Vivimos en un universo que creemos conocer, pero bajo la superficie de nuestra realidad cotidiana se esconde un mundo que opera con reglas propias, inaccesibles para la mayoría. Es un espacio donde la línea entre la vida y la muerte se desdibuja y donde lo que consideramos real es apenas un reflejo de algo más profundo y enigmático.
En este plano oculto, el tiempo no sigue un curso lineal. Nuestras acciones no son eventos aislados, sino que generan ecos en dimensiones paralelas que apenas podemos concebir. Un simple roce en una calle concurrida podría significar mucho más en este otro ámbito. Un gesto fugaz, una mirada, una sonrisa, pueden ser la antesala de tragedias o desenlaces que escapan a nuestra percepción consciente. La seguridad con la que asumimos nuestra existencia es una ilusión construida sobre una estructura invisible y fluctuante.
Dentro de esta dimensión paralela, todos hemos sido tanto culpables como víctimas. La esencia de quienes somos no se define únicamente por nuestras acciones en el mundo tangible, sino también por los eventos que ocurren en ese otro plano, donde cada individuo carga con historias ocultas, decisiones impensables y consecuencias inevitables. En este espacio, asesinos y asesinados coexisten en una misma conciencia fragmentada, en una paradoja que desafía nuestra comprensión de la moral y la identidad.
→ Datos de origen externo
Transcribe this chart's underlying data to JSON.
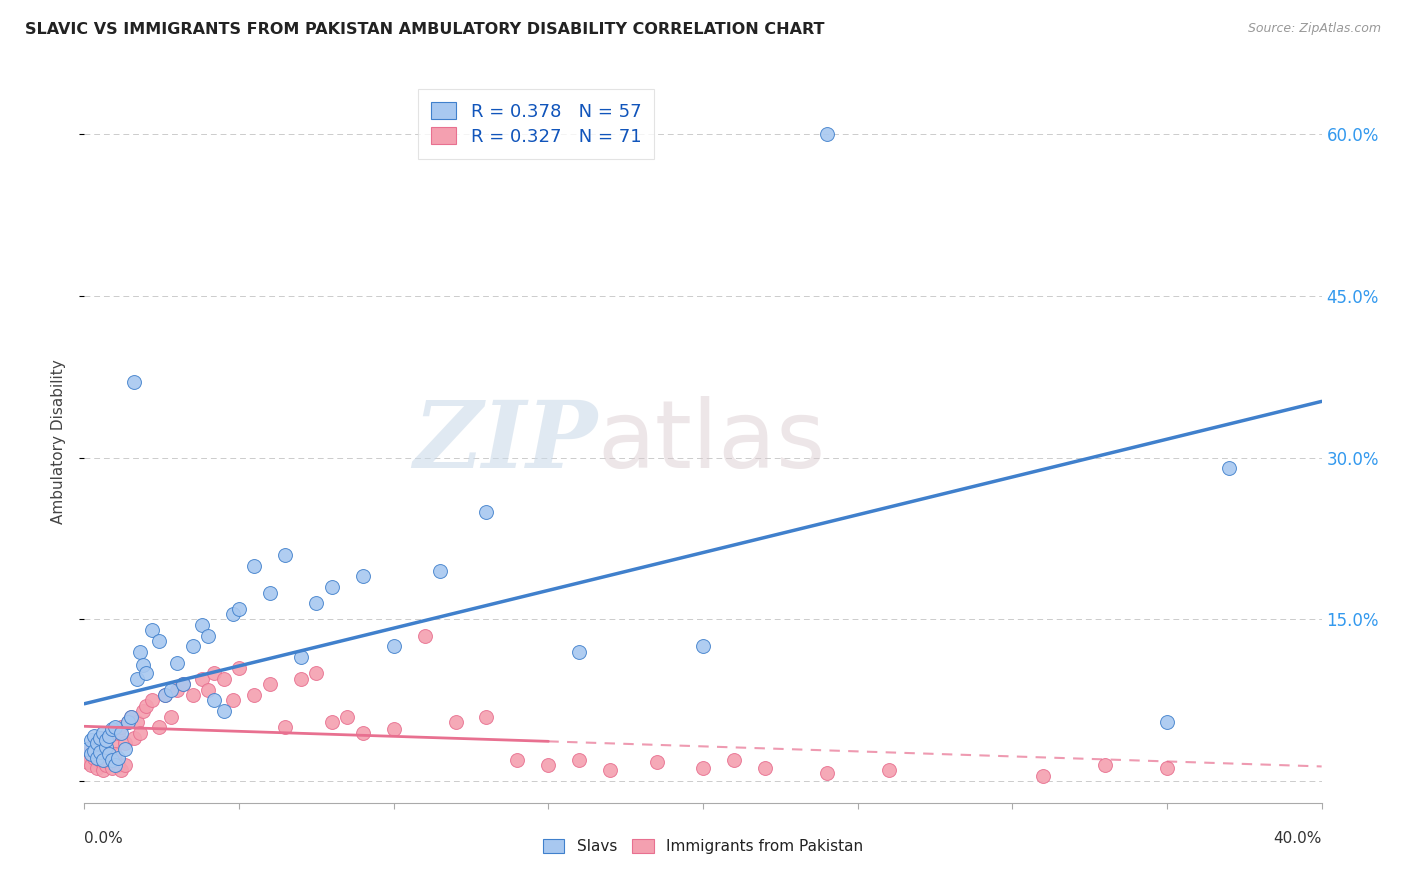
{
  "title": "SLAVIC VS IMMIGRANTS FROM PAKISTAN AMBULATORY DISABILITY CORRELATION CHART",
  "source": "Source: ZipAtlas.com",
  "ylabel": "Ambulatory Disability",
  "xlim": [
    0.0,
    0.4
  ],
  "ylim": [
    -0.02,
    0.65
  ],
  "yticks": [
    0.0,
    0.15,
    0.3,
    0.45,
    0.6
  ],
  "ytick_labels": [
    "",
    "15.0%",
    "30.0%",
    "45.0%",
    "60.0%"
  ],
  "xticks": [
    0.0,
    0.05,
    0.1,
    0.15,
    0.2,
    0.25,
    0.3,
    0.35,
    0.4
  ],
  "slavs_R": 0.378,
  "slavs_N": 57,
  "pakistan_R": 0.327,
  "pakistan_N": 71,
  "slavs_color": "#a8c8f0",
  "pakistan_color": "#f4a0b0",
  "slavs_line_color": "#4080cc",
  "pakistan_line_color": "#e87090",
  "background_color": "#ffffff",
  "watermark_zip": "ZIP",
  "watermark_atlas": "atlas",
  "slavs_x": [
    0.001,
    0.002,
    0.002,
    0.003,
    0.003,
    0.004,
    0.004,
    0.005,
    0.005,
    0.006,
    0.006,
    0.007,
    0.007,
    0.008,
    0.008,
    0.009,
    0.009,
    0.01,
    0.01,
    0.011,
    0.012,
    0.013,
    0.014,
    0.015,
    0.016,
    0.017,
    0.018,
    0.019,
    0.02,
    0.022,
    0.024,
    0.026,
    0.028,
    0.03,
    0.032,
    0.035,
    0.038,
    0.04,
    0.042,
    0.045,
    0.048,
    0.05,
    0.055,
    0.06,
    0.065,
    0.07,
    0.075,
    0.08,
    0.09,
    0.1,
    0.115,
    0.13,
    0.16,
    0.2,
    0.24,
    0.35,
    0.37
  ],
  "slavs_y": [
    0.03,
    0.038,
    0.025,
    0.042,
    0.028,
    0.035,
    0.022,
    0.04,
    0.027,
    0.045,
    0.02,
    0.032,
    0.038,
    0.025,
    0.042,
    0.02,
    0.048,
    0.015,
    0.05,
    0.022,
    0.045,
    0.03,
    0.055,
    0.06,
    0.37,
    0.095,
    0.12,
    0.108,
    0.1,
    0.14,
    0.13,
    0.08,
    0.085,
    0.11,
    0.09,
    0.125,
    0.145,
    0.135,
    0.075,
    0.065,
    0.155,
    0.16,
    0.2,
    0.175,
    0.21,
    0.115,
    0.165,
    0.18,
    0.19,
    0.125,
    0.195,
    0.25,
    0.12,
    0.125,
    0.6,
    0.055,
    0.29
  ],
  "pakistan_x": [
    0.001,
    0.001,
    0.002,
    0.002,
    0.003,
    0.003,
    0.004,
    0.004,
    0.005,
    0.005,
    0.006,
    0.006,
    0.007,
    0.007,
    0.008,
    0.008,
    0.009,
    0.009,
    0.01,
    0.01,
    0.011,
    0.011,
    0.012,
    0.012,
    0.013,
    0.013,
    0.014,
    0.015,
    0.016,
    0.017,
    0.018,
    0.019,
    0.02,
    0.022,
    0.024,
    0.026,
    0.028,
    0.03,
    0.032,
    0.035,
    0.038,
    0.04,
    0.042,
    0.045,
    0.048,
    0.05,
    0.055,
    0.06,
    0.065,
    0.07,
    0.075,
    0.08,
    0.085,
    0.09,
    0.1,
    0.11,
    0.12,
    0.13,
    0.14,
    0.15,
    0.16,
    0.17,
    0.185,
    0.2,
    0.21,
    0.22,
    0.24,
    0.26,
    0.31,
    0.33,
    0.35
  ],
  "pakistan_y": [
    0.025,
    0.018,
    0.03,
    0.015,
    0.022,
    0.035,
    0.012,
    0.028,
    0.02,
    0.04,
    0.01,
    0.032,
    0.015,
    0.038,
    0.018,
    0.042,
    0.012,
    0.035,
    0.02,
    0.025,
    0.015,
    0.045,
    0.01,
    0.05,
    0.015,
    0.035,
    0.055,
    0.06,
    0.04,
    0.055,
    0.045,
    0.065,
    0.07,
    0.075,
    0.05,
    0.08,
    0.06,
    0.085,
    0.09,
    0.08,
    0.095,
    0.085,
    0.1,
    0.095,
    0.075,
    0.105,
    0.08,
    0.09,
    0.05,
    0.095,
    0.1,
    0.055,
    0.06,
    0.045,
    0.048,
    0.135,
    0.055,
    0.06,
    0.02,
    0.015,
    0.02,
    0.01,
    0.018,
    0.012,
    0.02,
    0.012,
    0.008,
    0.01,
    0.005,
    0.015,
    0.012
  ]
}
La creencia de que tenemos un control absoluto sobre nuestra vida es un espejismo. A nuestro alrededor, fuerzas invisibles mueven los hilos de los acontecimientos, alterando nuestras decisiones y destinos de maneras que apenas podemos intuir. Nos aferramos a la percepción de estabilidad y solidez en nuestra existencia, pero, en realidad, habitamos una construcción frágil, destinada a desmoronarse en cualquier momento.